Parliament of Canada
- Long title An Act respecting patents of invention ;
- Citation: R.S.C., 1985, c. P-4
- Enacted: 1869

= Patent Act (Canada) =

Canadian patent law

The Patent Act (Loi sur les brevets) is Canadian federal legislation and is one of the main pieces of Canadian legislation governing patent law in Canada. It sets out the criteria for patentability, what can and cannot be patented in Canada, the process for obtaining a Canadian patent, and provides for the enforcement of Canadian patent rights.

==Purpose==

The purpose of a patent is to protect inventions. Patents provide the owner of a patent with the exclusive right to make, use and sell a patented invention.

These restrictions form a system of encouraging economic and technical growth. The patent is a contract between the inventor and the government who represents society. The inventor obtains a monopoly limited to a 20-year term of producing and selling the patent. Society gains disclosure of the invention and free use of it after the patent expires.

==History==

The first patent in Canada was granted by the legislature of Quebec in 1791. No official patent act followed until about 30 years later when Upper and Lower Canada enacted patent acts in the 1820s. The provinces of Canada held responsibility for patents within their boundaries

The British North America Act established that patents were a federal responsibility. The first federal Patent Act was created in 1869. This act granted patents for a term of 15 years, divided into three five-year periods.

The second federal Patent Act was passed in 1872 and allowed foreigners to register patents.

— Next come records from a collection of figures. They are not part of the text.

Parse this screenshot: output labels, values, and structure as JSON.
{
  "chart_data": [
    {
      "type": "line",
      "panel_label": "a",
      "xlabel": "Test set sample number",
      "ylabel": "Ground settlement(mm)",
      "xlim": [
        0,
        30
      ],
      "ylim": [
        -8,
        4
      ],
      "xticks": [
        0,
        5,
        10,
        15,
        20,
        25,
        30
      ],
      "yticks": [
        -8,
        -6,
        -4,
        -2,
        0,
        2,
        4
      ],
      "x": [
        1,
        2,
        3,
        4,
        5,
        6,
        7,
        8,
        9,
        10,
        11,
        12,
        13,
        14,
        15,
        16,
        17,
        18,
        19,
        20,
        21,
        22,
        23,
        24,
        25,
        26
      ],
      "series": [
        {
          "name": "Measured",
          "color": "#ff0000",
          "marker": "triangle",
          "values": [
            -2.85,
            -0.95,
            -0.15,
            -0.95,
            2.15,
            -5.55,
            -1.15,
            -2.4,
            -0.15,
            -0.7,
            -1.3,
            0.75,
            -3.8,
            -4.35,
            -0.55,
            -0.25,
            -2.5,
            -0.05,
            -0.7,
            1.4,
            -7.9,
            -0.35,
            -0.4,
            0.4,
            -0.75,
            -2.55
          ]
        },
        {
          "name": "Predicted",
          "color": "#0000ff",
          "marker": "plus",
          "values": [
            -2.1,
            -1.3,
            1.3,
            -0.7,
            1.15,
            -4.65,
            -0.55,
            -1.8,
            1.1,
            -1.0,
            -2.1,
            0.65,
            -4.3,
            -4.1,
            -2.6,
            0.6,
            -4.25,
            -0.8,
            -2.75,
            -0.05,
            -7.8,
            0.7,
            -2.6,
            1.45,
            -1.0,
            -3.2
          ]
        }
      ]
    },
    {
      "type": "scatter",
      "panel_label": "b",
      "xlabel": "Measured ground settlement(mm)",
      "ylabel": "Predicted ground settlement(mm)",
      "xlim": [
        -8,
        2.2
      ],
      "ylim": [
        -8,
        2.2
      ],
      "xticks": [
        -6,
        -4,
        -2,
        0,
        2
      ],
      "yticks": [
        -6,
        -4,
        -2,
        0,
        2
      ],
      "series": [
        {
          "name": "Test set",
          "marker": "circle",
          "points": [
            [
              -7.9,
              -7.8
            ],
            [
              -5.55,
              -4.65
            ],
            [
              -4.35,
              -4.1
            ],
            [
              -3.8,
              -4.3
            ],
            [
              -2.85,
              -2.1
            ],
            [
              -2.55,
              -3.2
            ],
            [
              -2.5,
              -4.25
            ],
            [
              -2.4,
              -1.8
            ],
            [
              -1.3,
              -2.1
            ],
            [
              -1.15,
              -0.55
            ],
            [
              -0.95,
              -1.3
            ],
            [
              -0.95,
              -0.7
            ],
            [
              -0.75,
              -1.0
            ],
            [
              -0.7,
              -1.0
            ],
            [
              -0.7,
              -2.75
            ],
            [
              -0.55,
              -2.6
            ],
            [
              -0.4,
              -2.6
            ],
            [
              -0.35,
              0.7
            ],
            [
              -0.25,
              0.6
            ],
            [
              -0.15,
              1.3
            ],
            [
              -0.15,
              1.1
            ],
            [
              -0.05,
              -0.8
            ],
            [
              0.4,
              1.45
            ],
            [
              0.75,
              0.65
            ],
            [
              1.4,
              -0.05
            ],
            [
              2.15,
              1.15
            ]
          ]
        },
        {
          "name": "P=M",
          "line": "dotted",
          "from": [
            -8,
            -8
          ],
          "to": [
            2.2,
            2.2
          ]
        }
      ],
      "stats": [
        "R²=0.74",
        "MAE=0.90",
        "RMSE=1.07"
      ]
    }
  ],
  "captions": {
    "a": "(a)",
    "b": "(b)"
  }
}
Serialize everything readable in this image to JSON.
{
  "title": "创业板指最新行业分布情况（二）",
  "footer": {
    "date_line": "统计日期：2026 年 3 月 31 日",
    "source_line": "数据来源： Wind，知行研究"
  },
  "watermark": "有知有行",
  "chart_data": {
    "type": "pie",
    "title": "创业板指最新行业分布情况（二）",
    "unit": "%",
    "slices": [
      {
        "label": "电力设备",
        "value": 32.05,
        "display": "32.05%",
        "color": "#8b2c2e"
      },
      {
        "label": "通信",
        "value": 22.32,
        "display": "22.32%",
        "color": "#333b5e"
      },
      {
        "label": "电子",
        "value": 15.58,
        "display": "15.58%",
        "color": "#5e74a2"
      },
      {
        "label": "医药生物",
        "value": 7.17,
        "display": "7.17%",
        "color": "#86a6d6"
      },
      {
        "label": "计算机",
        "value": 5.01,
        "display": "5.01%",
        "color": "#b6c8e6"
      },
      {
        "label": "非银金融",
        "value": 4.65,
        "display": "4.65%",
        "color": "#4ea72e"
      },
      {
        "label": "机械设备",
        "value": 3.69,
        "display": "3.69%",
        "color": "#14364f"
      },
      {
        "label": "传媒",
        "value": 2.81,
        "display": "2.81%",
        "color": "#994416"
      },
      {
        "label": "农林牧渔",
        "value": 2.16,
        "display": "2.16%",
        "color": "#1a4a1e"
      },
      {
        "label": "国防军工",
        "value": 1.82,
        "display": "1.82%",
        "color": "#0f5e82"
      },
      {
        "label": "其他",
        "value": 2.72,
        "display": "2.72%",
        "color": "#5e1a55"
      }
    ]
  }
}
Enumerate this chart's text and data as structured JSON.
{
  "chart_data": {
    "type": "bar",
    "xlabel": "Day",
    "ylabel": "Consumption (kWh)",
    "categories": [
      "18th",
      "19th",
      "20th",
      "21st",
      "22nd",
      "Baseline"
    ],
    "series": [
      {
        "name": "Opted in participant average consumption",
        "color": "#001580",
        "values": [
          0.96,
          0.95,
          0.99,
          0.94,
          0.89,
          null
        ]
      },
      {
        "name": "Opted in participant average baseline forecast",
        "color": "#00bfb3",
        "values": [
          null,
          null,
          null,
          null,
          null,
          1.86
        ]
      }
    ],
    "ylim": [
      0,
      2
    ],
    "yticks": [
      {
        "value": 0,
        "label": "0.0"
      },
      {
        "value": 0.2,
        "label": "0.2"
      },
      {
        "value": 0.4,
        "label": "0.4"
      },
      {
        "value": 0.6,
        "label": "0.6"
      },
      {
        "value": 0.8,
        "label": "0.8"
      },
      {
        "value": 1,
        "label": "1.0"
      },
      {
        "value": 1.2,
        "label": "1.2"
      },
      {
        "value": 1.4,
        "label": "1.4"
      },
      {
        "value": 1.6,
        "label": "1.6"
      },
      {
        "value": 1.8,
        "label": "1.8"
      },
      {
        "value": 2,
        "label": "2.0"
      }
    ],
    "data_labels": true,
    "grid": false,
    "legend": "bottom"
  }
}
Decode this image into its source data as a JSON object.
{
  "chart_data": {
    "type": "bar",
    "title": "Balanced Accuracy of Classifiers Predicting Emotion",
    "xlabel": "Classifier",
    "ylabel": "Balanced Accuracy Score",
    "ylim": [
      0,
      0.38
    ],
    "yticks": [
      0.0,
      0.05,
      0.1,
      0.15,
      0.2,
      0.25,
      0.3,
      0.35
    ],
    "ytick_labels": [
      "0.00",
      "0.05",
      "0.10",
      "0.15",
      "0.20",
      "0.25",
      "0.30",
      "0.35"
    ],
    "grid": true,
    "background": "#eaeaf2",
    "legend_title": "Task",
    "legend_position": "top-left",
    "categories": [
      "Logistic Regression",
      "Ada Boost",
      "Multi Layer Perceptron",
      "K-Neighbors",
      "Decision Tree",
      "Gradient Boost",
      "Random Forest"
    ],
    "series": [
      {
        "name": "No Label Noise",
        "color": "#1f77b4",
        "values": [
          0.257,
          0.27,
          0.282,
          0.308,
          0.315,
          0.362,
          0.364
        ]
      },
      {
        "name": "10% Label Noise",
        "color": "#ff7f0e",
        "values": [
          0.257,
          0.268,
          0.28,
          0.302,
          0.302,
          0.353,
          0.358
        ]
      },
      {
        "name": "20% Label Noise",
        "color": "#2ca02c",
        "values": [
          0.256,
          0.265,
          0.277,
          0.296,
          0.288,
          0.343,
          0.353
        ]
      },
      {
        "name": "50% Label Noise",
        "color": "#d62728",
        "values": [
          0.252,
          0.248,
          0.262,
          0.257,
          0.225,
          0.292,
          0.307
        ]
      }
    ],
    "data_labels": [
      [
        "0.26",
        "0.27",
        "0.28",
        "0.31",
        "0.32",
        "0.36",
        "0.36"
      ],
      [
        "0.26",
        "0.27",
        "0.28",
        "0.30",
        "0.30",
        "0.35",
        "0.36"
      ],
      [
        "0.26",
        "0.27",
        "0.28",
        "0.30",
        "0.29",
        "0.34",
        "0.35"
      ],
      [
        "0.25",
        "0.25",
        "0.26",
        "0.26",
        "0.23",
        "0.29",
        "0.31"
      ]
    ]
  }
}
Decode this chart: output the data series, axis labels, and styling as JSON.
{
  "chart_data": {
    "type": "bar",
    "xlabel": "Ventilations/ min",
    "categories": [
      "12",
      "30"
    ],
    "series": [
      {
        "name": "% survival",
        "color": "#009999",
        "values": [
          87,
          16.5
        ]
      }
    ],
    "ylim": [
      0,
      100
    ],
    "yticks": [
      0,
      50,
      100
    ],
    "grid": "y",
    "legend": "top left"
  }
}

In the 1880s and 1890s the Patent Act was amended to extend patent terms from 15 to 18 years, divided into three six-year periods.

The Patent Office and post of Commissionaire of Patents are established by statute between 1900 and 1919.

In 1923, the third federal Patent Act provided provisions for inventions created by public servants.

The fourth federal Patent Act was passed in 1935, this act had provisions for the procedure of obtaining patents on inventions related to national defence and atomic energy.

The Patent Office and position of Commissionaire of Patents were incorporated into the new Canadian Intellectual Property Office in 1991.

In 1993, the requirement that an invention be not obvious was added to the Patent Act.

In 1996, the TRIPS implementation act was passed.

Patents are extended from 18 to 20 years as a result of a WTO ruling that 18-year patents violate TRIPS requirements in 2001.

==Applicable subject matter==

Patents apply to physical inventions and process, but not literary works, most software and other forms of intellectual property. For more information see patentable subject matter in Canada.

==Patent enforcement==

It is the responsibility of patent owners to enforce their patents. This is done by taking potential offenders to court to determine if the patent has been infringed and obtain compensation. Court action can be very expensive and can deter people from enforcing their patents. The cost of a patent infringement action in Canada can run from several hundred thousand dollars to several million dollars, depending on the complexity of the case.